I know it requires the use of implicit functions but I'm not sure how to proceed.

Answer 1

There is a typo in your equation :$\quad (x^2+y^2)^2 - 2p^2(x^2 + y^2) = k^4 - p^4.\quad$ This is the equation of two concentric circles.

The correct equation is : $$(x^2+y^2)^2 - 2p^2(x^2 - y^2) = k^4 - p^4$$ Moreover, this is not the equation of a lemniscate. This is the equation of a family of Cassini Ovals :

The lemniscate is only the particular case of $k=p$ (drawn in red).

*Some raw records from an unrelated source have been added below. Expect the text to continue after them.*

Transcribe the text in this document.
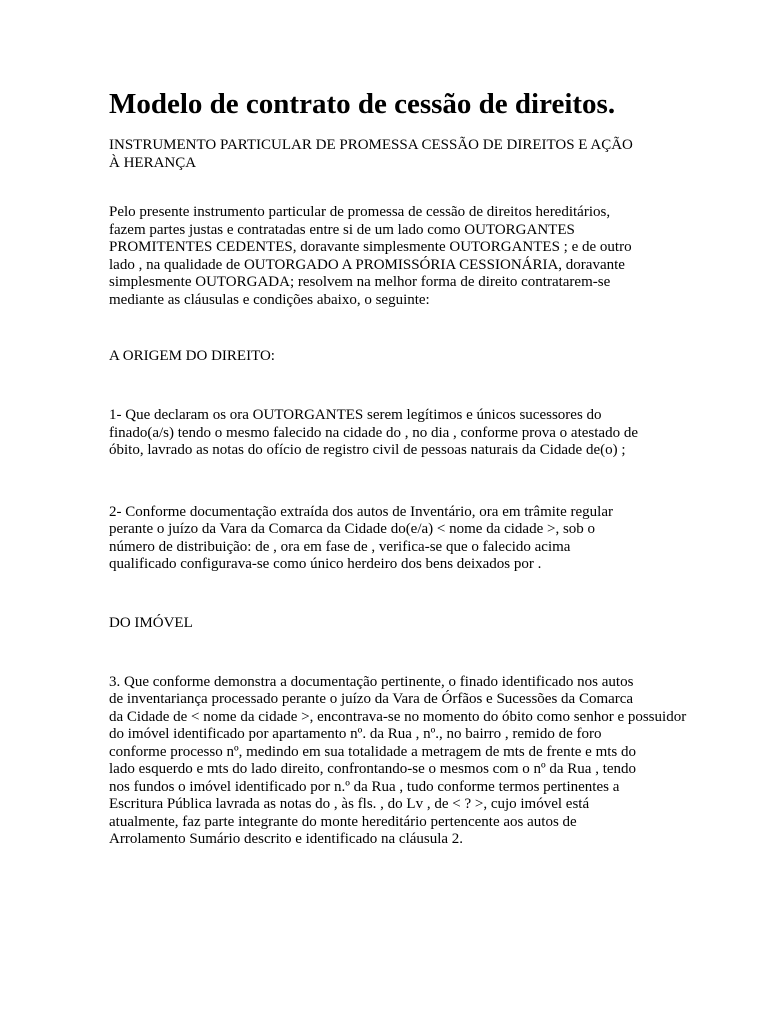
Modelo de contrato de cessão de direitos.
INSTRUMENTO PARTICULAR DE PROMESSA CESSÃO DE DIREITOS E AÇÃO
À HERANÇA
Pelo presente instrumento particular de promessa de cessão de direitos hereditários,
fazem partes justas e contratadas entre si de um lado como OUTORGANTES
PROMITENTES CEDENTES, doravante simplesmente OUTORGANTES ; e de outro
lado , na qualidade de OUTORGADO A PROMISSÓRIA CESSIONÁRIA, doravante
simplesmente OUTORGADA; resolvem na melhor forma de direito contratarem-se
mediante as cláusulas e condições abaixo, o seguinte:
A ORIGEM DO DIREITO:
1- Que declaram os ora OUTORGANTES serem legítimos e únicos sucessores do
finado(a/s) tendo o mesmo falecido na cidade do , no dia , conforme prova o atestado de
óbito, lavrado as notas do ofício de registro civil de pessoas naturais da Cidade de(o) ;
2- Conforme documentação extraída dos autos de Inventário, ora em trâmite regular
perante o juízo da Vara da Comarca da Cidade do(e/a) < nome da cidade >, sob o
número de distribuição: de , ora em fase de , verifica-se que o falecido acima
qualificado configurava-se como único herdeiro dos bens deixados por .
DO IMÓVEL
3. Que conforme demonstra a documentação pertinente, o finado identificado nos autos
de inventariança processado perante o juízo da Vara de Órfãos e Sucessões da Comarca
da Cidade de < nome da cidade >, encontrava-se no momento do óbito como senhor e possuidor
do imóvel identificado por apartamento nº. da Rua , nº., no bairro , remido de foro
conforme processo nº, medindo em sua totalidade a metragem de mts de frente e mts do
lado esquerdo e mts do lado direito, confrontando-se o mesmos com o nº da Rua , tendo
nos fundos o imóvel identificado por n.º da Rua , tudo conforme termos pertinentes a
Escritura Pública lavrada as notas do , às fls. , do Lv , de < ? >, cujo imóvel está
atualmente, faz parte integrante do monte hereditário pertencente aos autos de
Arrolamento Sumário descrito e identificado na cláusula 2.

The equation of the lemniscate, such as drawn in your question is : $$(x^2+y^2)^2 - 2p^2(x^2 - y^2) = 0$$ The intersects with the $x$-axis is for $y=0$, thus the roots of $x^4 - 2p^2x^2 = 0$,

i.e. the points $(-\sqrt{2}\,p,0)$ , $(0,0)$ and $(\sqrt{2}\,p,0)$.

The extremes of the lemniscate are located for $\frac{dy}{dx}=0$. Differentiating the equation of the lemniscate leads to : $2(x^2+y^2)(2xdx+2ydy)-2p^2(2xdx-2ydy)=0$.

$2(x^2+y^2)(2xdx)-2p^2(2xdx)=0$ gives $x^2+y^2=2p^2$. Putting it into the equation of the lemniscate leads to : $p^4-2p^2(2x^2-p^2)=0$ , then $x=\pm\frac{\sqrt{3}}{2}p$ and $y=\pm\frac12 p$.

The extremes are : $(\frac{\sqrt{3}}{2}p\:,\:\frac12 p)$ , $(-\frac{\sqrt{3}}{2}p\:,\:\frac12 p)$ , $(\frac{\sqrt{3}}{2}p\:,\:-\frac12 p)$ and $(-\frac{\sqrt{3}}{2}p\:,\:-\frac12 p)$.